A geração de créditos de serviços ambientais, nomeadamente falando dos estoques de carbono a serem utilizados para neutralização de emissões (ativo ambiental), não pode levar atrelados a eles passivos de outras naturezas, como questões de propriedade das áreas que geram os ativos, trabalhistas, tributárias, ambientais, entre outros.
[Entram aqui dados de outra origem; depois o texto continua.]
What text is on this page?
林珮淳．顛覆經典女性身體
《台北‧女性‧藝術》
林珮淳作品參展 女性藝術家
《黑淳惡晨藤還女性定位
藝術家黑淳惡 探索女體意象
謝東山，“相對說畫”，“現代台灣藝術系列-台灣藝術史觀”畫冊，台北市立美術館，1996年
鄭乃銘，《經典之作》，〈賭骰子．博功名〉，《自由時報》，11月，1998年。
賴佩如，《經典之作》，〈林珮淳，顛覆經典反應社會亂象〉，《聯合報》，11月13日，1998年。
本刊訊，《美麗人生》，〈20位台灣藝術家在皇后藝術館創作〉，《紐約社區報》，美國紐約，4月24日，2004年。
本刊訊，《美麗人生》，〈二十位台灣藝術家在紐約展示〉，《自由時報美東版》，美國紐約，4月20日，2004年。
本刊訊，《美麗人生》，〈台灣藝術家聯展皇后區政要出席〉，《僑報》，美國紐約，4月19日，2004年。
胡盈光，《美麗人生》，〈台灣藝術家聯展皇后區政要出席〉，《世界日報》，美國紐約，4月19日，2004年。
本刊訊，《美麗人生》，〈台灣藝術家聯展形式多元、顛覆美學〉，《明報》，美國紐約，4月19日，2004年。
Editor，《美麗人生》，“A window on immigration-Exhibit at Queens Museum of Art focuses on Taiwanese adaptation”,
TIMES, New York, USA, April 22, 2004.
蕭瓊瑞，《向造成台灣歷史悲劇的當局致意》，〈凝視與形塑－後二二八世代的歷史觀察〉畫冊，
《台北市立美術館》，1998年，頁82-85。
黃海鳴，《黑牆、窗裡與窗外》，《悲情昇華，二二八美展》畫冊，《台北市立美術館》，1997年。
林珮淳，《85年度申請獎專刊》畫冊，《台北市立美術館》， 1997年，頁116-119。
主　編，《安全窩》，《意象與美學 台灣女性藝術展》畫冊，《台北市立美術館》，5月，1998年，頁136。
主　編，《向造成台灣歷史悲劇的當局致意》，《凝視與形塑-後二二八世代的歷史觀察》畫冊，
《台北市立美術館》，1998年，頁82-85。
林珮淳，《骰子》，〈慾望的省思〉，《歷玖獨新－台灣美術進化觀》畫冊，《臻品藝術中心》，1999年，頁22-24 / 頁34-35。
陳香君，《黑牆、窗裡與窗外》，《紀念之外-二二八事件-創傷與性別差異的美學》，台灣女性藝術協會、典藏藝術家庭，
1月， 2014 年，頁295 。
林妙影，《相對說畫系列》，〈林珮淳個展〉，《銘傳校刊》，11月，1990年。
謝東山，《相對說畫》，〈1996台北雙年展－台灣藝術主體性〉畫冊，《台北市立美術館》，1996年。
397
A garantia do cumprimento das mais elementares normas ESG deverá ser a base do uso dos créditos gerados pelos projetos de neutralização de carbono e de selos “Carbono Neutro”. 
 
A tropicalização de metodologias e certificações de carbono devem ser estudadas e desenvolvidas de forma a valorizarem os outros serviços ecossistêmicos não contemplados pelo carbono, além de incorporarem no valor dos créditos gerados parte dos custos econômicos, sociais e ambientais causados pelas emissões de gases de efeito estufa.  

Em todos os casos, não se podem perder de vista as garantias legais, sociais, ambientais e fundiárias primordiais para garantir a elegibilidade de terras e proponentes aos projetos ambientais de geração de valor. Os processos de certificação, além de garantirem a qualidade da condução técnica na aplicação das metodologias utilizadas, devem conferir aos projetos a lisura e transparência exigidas pelo mercado. 

Alcançar o pleno reconhecimento internacional através da qualidade técnica dos projetos ambientais brasileiros é passo fundamental para que o País exerça sua potencial liderança mundial em ações de sustentabilidade.